Harte Strafen für Betrug mit Wein

Text: Alice Gundlach | Veröffentlicht: 25.03.2026


Weil sie rund zwei Millionen Flaschen Wein aus Spanien als Bordeaux-Wein verkauft haben, sind drei Männer in Frankreich zu empfindlichen Geld- und Haftstrafen verurteilt worden. Das Berufungsgericht in Bordeaux verhängte gegen sie Geldstrafen bis 250.000 Euro und Haftstrafen bis zu zwei Jahren, wie die französische Weinplattform Vitisphère berichtet.

Taten liegen zehn Jahre zurück

Die Angeklagten – ein Weinmakler, ein Händler und ein Lagerbesitzer – begingen demnach ihre Taten in den Jahren 2014 bis 2016. Sie waren dafür bereits 2023 verurteilt worden und in Berufung gegangen.
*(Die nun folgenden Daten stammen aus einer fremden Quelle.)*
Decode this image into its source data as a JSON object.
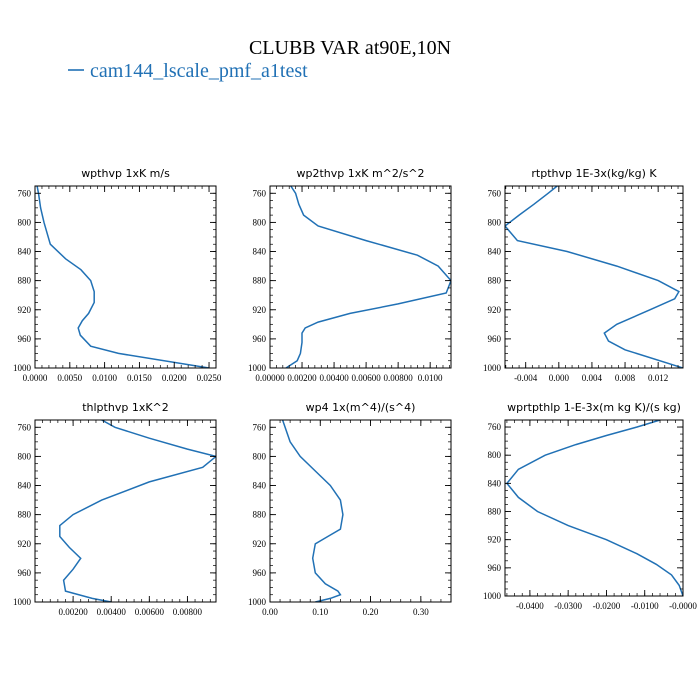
{
  "figure": {
    "title": "CLUBB VAR at90E,10N",
    "legend_label": "cam144_lscale_pmf_a1test",
    "line_color": "#2171b5"
  },
  "chart_data": [
    {
      "type": "line",
      "title": "wpthvp  1xK m/s",
      "xlim": [
        0,
        0.026
      ],
      "ylim": [
        1000,
        750
      ],
      "xticks": [
        0,
        0.005,
        0.01,
        0.015,
        0.02,
        0.025
      ],
      "xtick_labels": [
        "0.0000",
        "0.0050",
        "0.0100",
        "0.0150",
        "0.0200",
        "0.0250"
      ],
      "yticks": [
        760,
        800,
        840,
        880,
        920,
        960,
        1000
      ],
      "ytick_labels": [
        "760",
        "800",
        "840",
        "880",
        "920",
        "960",
        "1000"
      ],
      "series": [
        {
          "x": [
            0.0003,
            0.0005,
            0.0008,
            0.0013,
            0.0022,
            0.0044,
            0.0066,
            0.008,
            0.0085,
            0.0085,
            0.0077,
            0.0068,
            0.0062,
            0.0065,
            0.008,
            0.012,
            0.025
          ],
          "y": [
            750,
            760,
            780,
            800,
            830,
            850,
            865,
            880,
            895,
            910,
            925,
            935,
            945,
            955,
            970,
            980,
            1000
          ]
        }
      ]
    },
    {
      "type": "line",
      "title": "wp2thvp  1xK m^2/s^2",
      "xlim": [
        0,
        0.0113
      ],
      "ylim": [
        1000,
        750
      ],
      "xticks": [
        0,
        0.002,
        0.004,
        0.006,
        0.008,
        0.01
      ],
      "xtick_labels": [
        "0.00000",
        "0.00200",
        "0.00400",
        "0.00600",
        "0.00800",
        "0.0100"
      ],
      "yticks": [
        760,
        800,
        840,
        880,
        920,
        960,
        1000
      ],
      "ytick_labels": [
        "760",
        "800",
        "840",
        "880",
        "920",
        "960",
        "1000"
      ],
      "series": [
        {
          "x": [
            0.0013,
            0.0016,
            0.0018,
            0.0021,
            0.003,
            0.006,
            0.0092,
            0.0105,
            0.0113,
            0.011,
            0.008,
            0.005,
            0.003,
            0.0022,
            0.002,
            0.002,
            0.0019,
            0.0017,
            0.001
          ],
          "y": [
            750,
            760,
            775,
            790,
            805,
            825,
            845,
            860,
            880,
            897,
            912,
            925,
            937,
            945,
            952,
            965,
            980,
            990,
            1000
          ]
        }
      ]
    },
    {
      "type": "line",
      "title": "rtpthvp  1E-3x(kg/kg) K",
      "xlim": [
        -0.0065,
        0.015
      ],
      "ylim": [
        1000,
        750
      ],
      "xticks": [
        -0.004,
        0.0,
        0.004,
        0.008,
        0.012
      ],
      "xtick_labels": [
        "-0.004",
        "0.000",
        "0.004",
        "0.008",
        "0.012"
      ],
      "yticks": [
        760,
        800,
        840,
        880,
        920,
        960,
        1000
      ],
      "ytick_labels": [
        "760",
        "800",
        "840",
        "880",
        "920",
        "960",
        "1000"
      ],
      "series": [
        {
          "x": [
            -0.0002,
            -0.0013,
            -0.003,
            -0.0048,
            -0.0065,
            -0.005,
            0.001,
            0.007,
            0.012,
            0.0145,
            0.014,
            0.011,
            0.007,
            0.0055,
            0.006,
            0.008,
            0.015
          ],
          "y": [
            750,
            760,
            775,
            790,
            805,
            825,
            840,
            860,
            880,
            895,
            905,
            920,
            940,
            952,
            963,
            975,
            1000
          ]
        }
      ]
    },
    {
      "type": "line",
      "title": "thlpthvp  1xK^2",
      "xlim": [
        0,
        0.0095
      ],
      "ylim": [
        1000,
        750
      ],
      "xticks": [
        0.002,
        0.004,
        0.006,
        0.008
      ],
      "xtick_labels": [
        "0.00200",
        "0.00400",
        "0.00600",
        "0.00800"
      ],
      "yticks": [
        760,
        800,
        840,
        880,
        920,
        960,
        1000
      ],
      "ytick_labels": [
        "760",
        "800",
        "840",
        "880",
        "920",
        "960",
        "1000"
      ],
      "series": [
        {
          "x": [
            0.0035,
            0.0042,
            0.006,
            0.008,
            0.0095,
            0.0088,
            0.006,
            0.0035,
            0.002,
            0.0013,
            0.0013,
            0.0018,
            0.0024,
            0.002,
            0.0015,
            0.0016,
            0.003,
            0.004
          ],
          "y": [
            750,
            760,
            775,
            790,
            800,
            815,
            835,
            860,
            880,
            895,
            910,
            925,
            940,
            955,
            970,
            985,
            995,
            1000
          ]
        }
      ]
    },
    {
      "type": "line",
      "title": "wp4  1x(m^4)/(s^4)",
      "xlim": [
        0,
        0.36
      ],
      "ylim": [
        1000,
        750
      ],
      "xticks": [
        0.0,
        0.1,
        0.2,
        0.3
      ],
      "xtick_labels": [
        "0.00",
        "0.10",
        "0.20",
        "0.30"
      ],
      "yticks": [
        760,
        800,
        840,
        880,
        920,
        960,
        1000
      ],
      "ytick_labels": [
        "760",
        "800",
        "840",
        "880",
        "920",
        "960",
        "1000"
      ],
      "series": [
        {
          "x": [
            0.025,
            0.03,
            0.04,
            0.06,
            0.09,
            0.12,
            0.14,
            0.145,
            0.14,
            0.115,
            0.09,
            0.085,
            0.09,
            0.11,
            0.135,
            0.14,
            0.12,
            0.09
          ],
          "y": [
            750,
            760,
            780,
            800,
            820,
            840,
            860,
            880,
            900,
            910,
            920,
            940,
            960,
            975,
            985,
            990,
            995,
            1000
          ]
        }
      ]
    },
    {
      "type": "line",
      "title": "wprtpthlp  1-E-3x(m kg K)/(s kg)",
      "xlim": [
        -0.0465,
        0.0
      ],
      "ylim": [
        1000,
        750
      ],
      "xticks": [
        -0.04,
        -0.03,
        -0.02,
        -0.01,
        0.0
      ],
      "xtick_labels": [
        "-0.0400",
        "-0.0300",
        "-0.0200",
        "-0.0100",
        "-0.0000"
      ],
      "yticks": [
        760,
        800,
        840,
        880,
        920,
        960,
        1000
      ],
      "ytick_labels": [
        "760",
        "800",
        "840",
        "880",
        "920",
        "960",
        "1000"
      ],
      "series": [
        {
          "x": [
            -0.006,
            -0.012,
            -0.02,
            -0.028,
            -0.036,
            -0.043,
            -0.046,
            -0.043,
            -0.038,
            -0.03,
            -0.02,
            -0.012,
            -0.007,
            -0.003,
            -0.001,
            0.0
          ],
          "y": [
            750,
            760,
            772,
            785,
            800,
            820,
            840,
            860,
            880,
            900,
            920,
            940,
            955,
            970,
            985,
            1000
          ]
        }
      ]
    }
  ]
}
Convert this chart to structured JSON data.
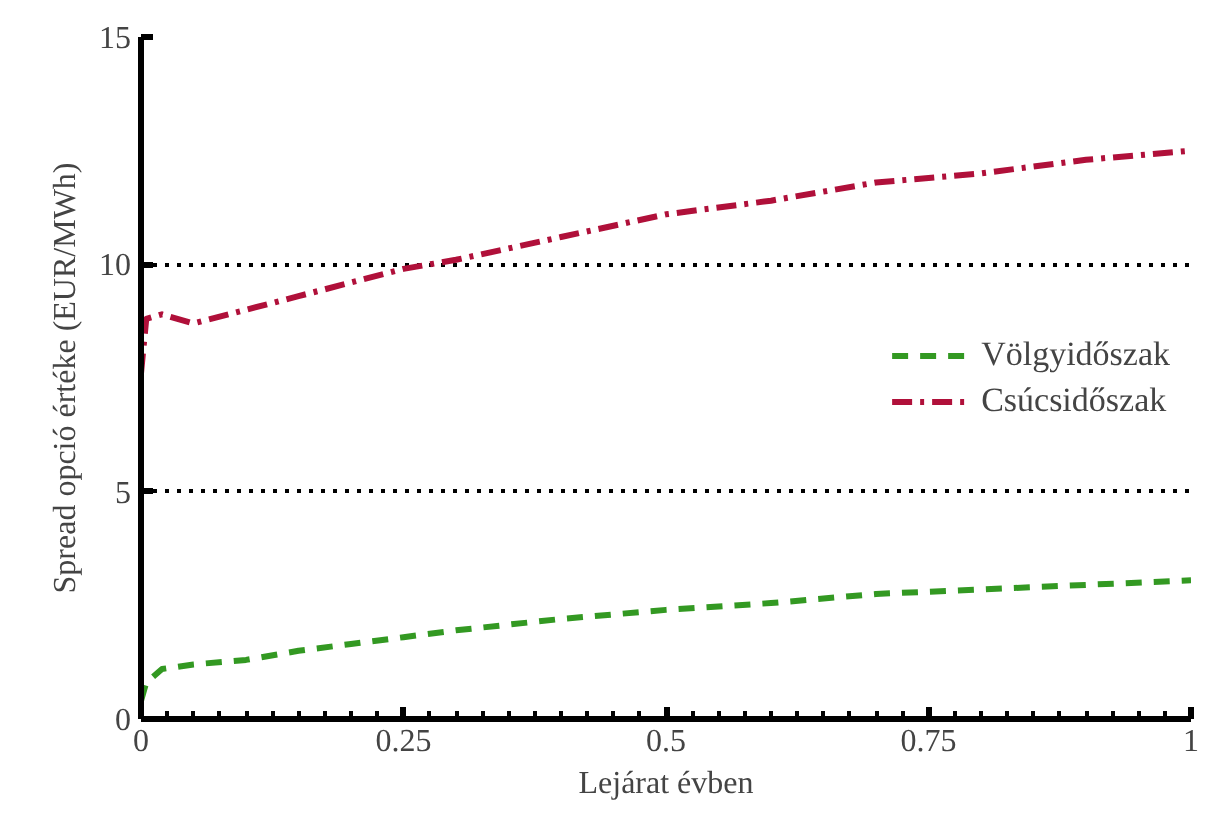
{
  "chart_data": {
    "type": "line",
    "xlabel": "Lejárat évben",
    "ylabel": "Spread opció értéke (EUR/MWh)",
    "xlim": [
      0,
      1
    ],
    "xticks": [
      0,
      0.25,
      0.5,
      0.75,
      1
    ],
    "ylim": [
      0,
      15
    ],
    "yticks": [
      0,
      5,
      10,
      15
    ],
    "grid": "y",
    "legend": "right",
    "marker": "none",
    "series": [
      {
        "name": "Völgyidőszak",
        "color": "#339922",
        "line_style": "dashed",
        "x": [
          0,
          0.005,
          0.02,
          0.05,
          0.1,
          0.15,
          0.2,
          0.25,
          0.3,
          0.4,
          0.5,
          0.6,
          0.7,
          0.8,
          0.9,
          1.0
        ],
        "values": [
          0.4,
          0.8,
          1.1,
          1.2,
          1.3,
          1.5,
          1.65,
          1.8,
          1.95,
          2.2,
          2.4,
          2.55,
          2.75,
          2.85,
          2.95,
          3.05
        ]
      },
      {
        "name": "Csúcsidőszak",
        "color": "#b0103a",
        "line_style": "dashdot",
        "x": [
          0,
          0.005,
          0.02,
          0.05,
          0.1,
          0.15,
          0.2,
          0.25,
          0.3,
          0.4,
          0.5,
          0.6,
          0.7,
          0.8,
          0.9,
          1.0
        ],
        "values": [
          7.6,
          8.8,
          8.9,
          8.7,
          9.0,
          9.3,
          9.6,
          9.9,
          10.1,
          10.6,
          11.1,
          11.4,
          11.8,
          12.0,
          12.3,
          12.5
        ]
      }
    ]
  }
}
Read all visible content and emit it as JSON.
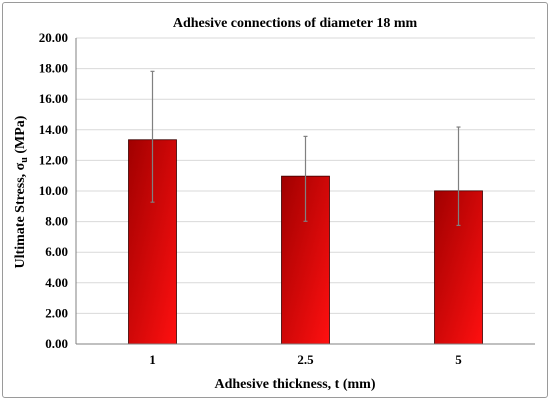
{
  "chart_data": {
    "type": "bar",
    "title": "Adhesive connections of diameter 18 mm",
    "xlabel": "Adhesive thickness, t (mm)",
    "ylabel_main": "Ultimate Stress, σ",
    "ylabel_sub": "u",
    "ylabel_unit": " (MPa)",
    "categories": [
      "1",
      "2.5",
      "5"
    ],
    "values": [
      13.35,
      10.97,
      10.01
    ],
    "error_upper": [
      17.82,
      13.57,
      14.18
    ],
    "error_lower": [
      9.27,
      8.02,
      7.75
    ],
    "ylim": [
      0,
      20
    ],
    "ytick_step": 2,
    "ytick_labels": [
      "0.00",
      "2.00",
      "4.00",
      "6.00",
      "8.00",
      "10.00",
      "12.00",
      "14.00",
      "16.00",
      "18.00",
      "20.00"
    ],
    "grid": true,
    "legend": "none",
    "colors": {
      "bar_dark": "#a00000",
      "bar_light": "#ff1010",
      "grid": "#d9d9d9",
      "axis": "#808080",
      "error": "#808080"
    }
  }
}
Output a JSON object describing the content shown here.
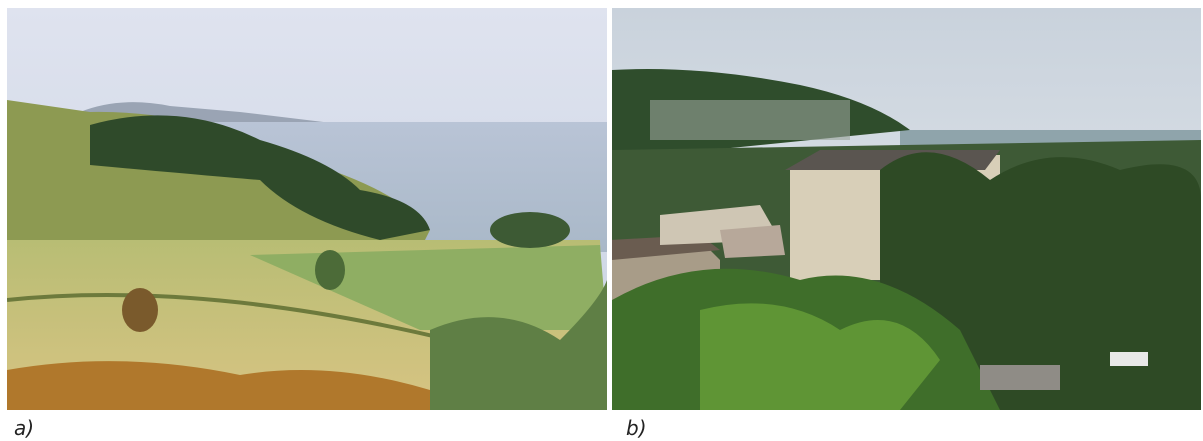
{
  "panels": [
    {
      "label": "a)"
    },
    {
      "label": "b)"
    }
  ]
}
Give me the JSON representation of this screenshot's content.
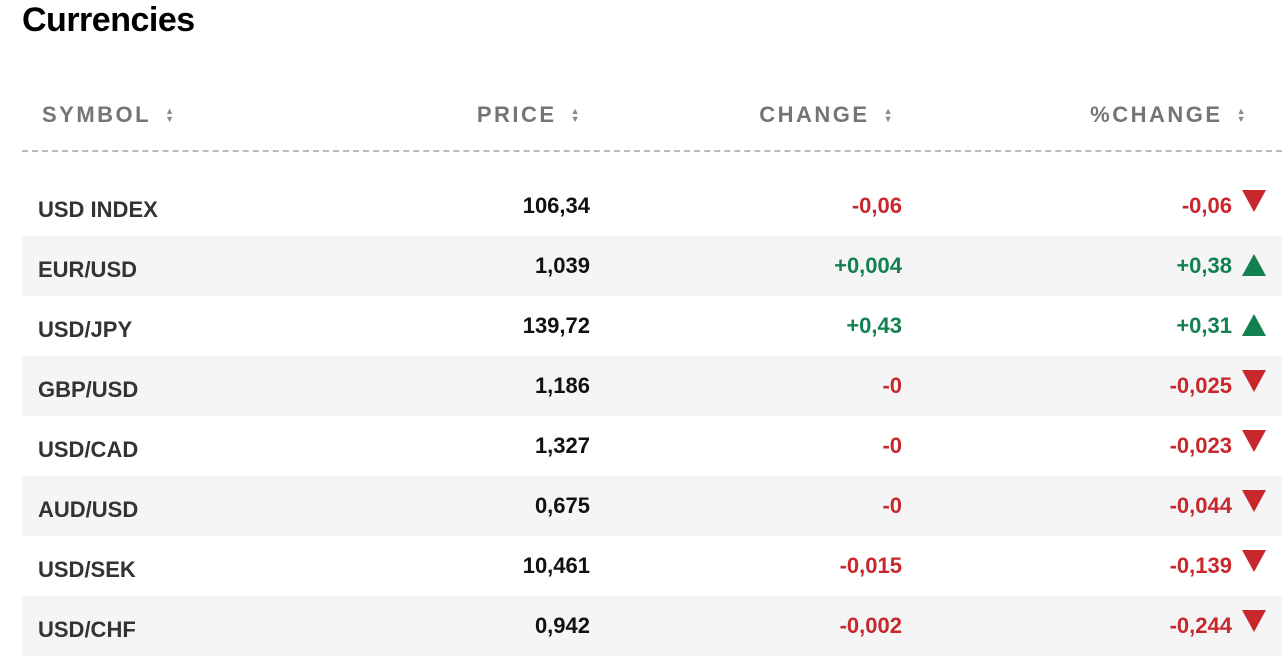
{
  "page_title": "Currencies",
  "columns": [
    {
      "label": "SYMBOL"
    },
    {
      "label": "PRICE"
    },
    {
      "label": "CHANGE"
    },
    {
      "label": "%CHANGE"
    }
  ],
  "colors": {
    "negative": "#c8272c",
    "positive": "#138050",
    "row_alt_bg": "#f5f5f5"
  },
  "rows": [
    {
      "symbol": "USD INDEX",
      "price": "106,34",
      "change": "-0,06",
      "pct_change": "-0,06",
      "direction": "down"
    },
    {
      "symbol": "EUR/USD",
      "price": "1,039",
      "change": "+0,004",
      "pct_change": "+0,38",
      "direction": "up"
    },
    {
      "symbol": "USD/JPY",
      "price": "139,72",
      "change": "+0,43",
      "pct_change": "+0,31",
      "direction": "up"
    },
    {
      "symbol": "GBP/USD",
      "price": "1,186",
      "change": "-0",
      "pct_change": "-0,025",
      "direction": "down"
    },
    {
      "symbol": "USD/CAD",
      "price": "1,327",
      "change": "-0",
      "pct_change": "-0,023",
      "direction": "down"
    },
    {
      "symbol": "AUD/USD",
      "price": "0,675",
      "change": "-0",
      "pct_change": "-0,044",
      "direction": "down"
    },
    {
      "symbol": "USD/SEK",
      "price": "10,461",
      "change": "-0,015",
      "pct_change": "-0,139",
      "direction": "down"
    },
    {
      "symbol": "USD/CHF",
      "price": "0,942",
      "change": "-0,002",
      "pct_change": "-0,244",
      "direction": "down"
    }
  ]
}
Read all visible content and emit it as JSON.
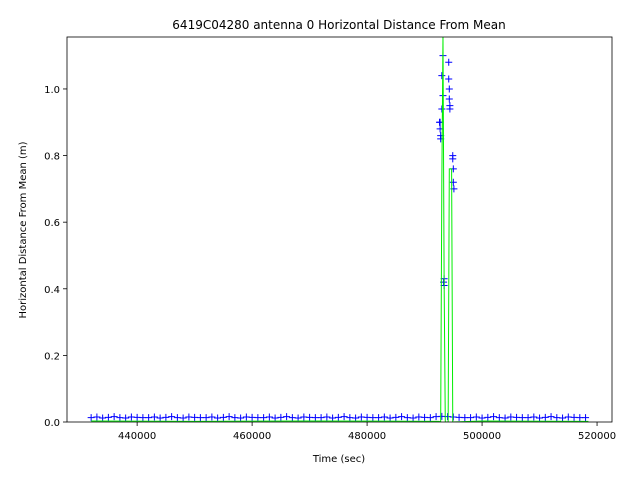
{
  "chart_data": {
    "type": "line",
    "title": "6419C04280 antenna 0 Horizontal Distance From Mean",
    "x_label": "Time (sec)",
    "y_label": "Horizontal Distance From Mean (m)",
    "xlim": [
      427800,
      522600
    ],
    "ylim": [
      0,
      1.156
    ],
    "xticks": [
      440000,
      460000,
      480000,
      500000,
      520000
    ],
    "yticks": [
      {
        "value": 0,
        "label": "0.0"
      },
      0.2,
      0.4,
      0.6,
      0.8,
      {
        "value": 1,
        "label": "1.0"
      }
    ],
    "series": [
      {
        "color": "#0000ff",
        "marker": "+",
        "x": [
          432000,
          433000,
          434000,
          435000,
          436000,
          437000,
          438000,
          439000,
          440000,
          441000,
          442000,
          443000,
          444000,
          445000,
          446000,
          447000,
          448000,
          449000,
          450000,
          451000,
          452000,
          453000,
          454000,
          455000,
          456000,
          457000,
          458000,
          459000,
          460000,
          461000,
          462000,
          463000,
          464000,
          465000,
          466000,
          467000,
          468000,
          469000,
          470000,
          471000,
          472000,
          473000,
          474000,
          475000,
          476000,
          477000,
          478000,
          479000,
          480000,
          481000,
          482000,
          483000,
          484000,
          485000,
          486000,
          487000,
          488000,
          489000,
          490000,
          491000,
          492000,
          493000,
          494000,
          495000,
          496000,
          497000,
          498000,
          499000,
          500000,
          501000,
          502000,
          503000,
          504000,
          505000,
          506000,
          507000,
          508000,
          509000,
          510000,
          511000,
          512000,
          513000,
          514000,
          515000,
          516000,
          517000,
          518000,
          492600,
          492700,
          492700,
          492800,
          492800,
          493000,
          493000,
          493200,
          493200,
          493300,
          493400,
          493400,
          494200,
          494200,
          494300,
          494300,
          494400,
          494400,
          494900,
          494900,
          495000,
          495000,
          495100
        ],
        "values": [
          0.013,
          0.015,
          0.012,
          0.014,
          0.016,
          0.013,
          0.012,
          0.015,
          0.014,
          0.013,
          0.013,
          0.015,
          0.012,
          0.014,
          0.016,
          0.013,
          0.012,
          0.015,
          0.014,
          0.013,
          0.013,
          0.015,
          0.012,
          0.014,
          0.016,
          0.013,
          0.012,
          0.015,
          0.014,
          0.013,
          0.013,
          0.015,
          0.012,
          0.014,
          0.016,
          0.013,
          0.012,
          0.015,
          0.014,
          0.013,
          0.013,
          0.015,
          0.012,
          0.014,
          0.016,
          0.013,
          0.012,
          0.015,
          0.014,
          0.013,
          0.013,
          0.015,
          0.012,
          0.014,
          0.016,
          0.013,
          0.012,
          0.015,
          0.014,
          0.013,
          0.016,
          0.017,
          0.016,
          0.015,
          0.014,
          0.013,
          0.013,
          0.015,
          0.012,
          0.014,
          0.016,
          0.013,
          0.012,
          0.015,
          0.014,
          0.013,
          0.013,
          0.015,
          0.012,
          0.014,
          0.016,
          0.013,
          0.012,
          0.015,
          0.014,
          0.013,
          0.013,
          0.9,
          0.9,
          0.88,
          0.86,
          0.85,
          0.94,
          1.04,
          0.98,
          1.1,
          0.42,
          0.41,
          0.43,
          1.08,
          1.03,
          1.0,
          0.97,
          0.95,
          0.94,
          0.8,
          0.79,
          0.76,
          0.72,
          0.7
        ]
      },
      {
        "color": "#00ee00",
        "x": [
          432000,
          450000,
          470000,
          492500,
          492800,
          493000,
          493200,
          493400,
          493600,
          494100,
          494300,
          494700,
          494900,
          500000,
          518500
        ],
        "values": [
          0.003,
          0.002,
          0.003,
          0.002,
          0.0,
          0.72,
          1.16,
          0.42,
          0.0,
          0.0,
          0.76,
          0.76,
          0.0,
          0.003,
          0.002
        ]
      }
    ]
  }
}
Ihre Strafen wurden nun bestätigt. 

Dokumente gefälscht, 1,24 Millionen ergaunert 

Dem Urteil zufolge hatten die Männer in einem «rekordverdächtigen» Umfang die Begleitdokumente gefälscht, um Tanklastzüge voller Wein aus Spanien als Weine aus verschiedenen Bordeaux-Appellationen wie Margaux, Saint-Julien, Montagne oder Saint-Émilion auszugeben. Insgesamt ging es um 34.587 Hektoliter Wein. Die Ermittler schätzen, dass die Männer damit einen Gewinn von 1,24 Millionen Euro erzielten.

Betrug aus einer anderen Zeit 

Vor zehn Jahren war diese Art von Betrug noch einträglich, nachdem der Jahrgang 2013 im Bordelais historisch niedrig ausgefallen war und es an Bordeaux-Wein mangelte. Heute kämpft die französische Region vielmehr mit hohen Überbeständen, weshalb seit 2023 zehntausende Hektar Rebfläche mit finanzieller Unterstützung der EU gerodet wurden und noch immer werden. Insgesamt sollen mit dem noch laufenden Programm 30.000 Hektar Rebfläche allein in Bordeaux entfernt werden.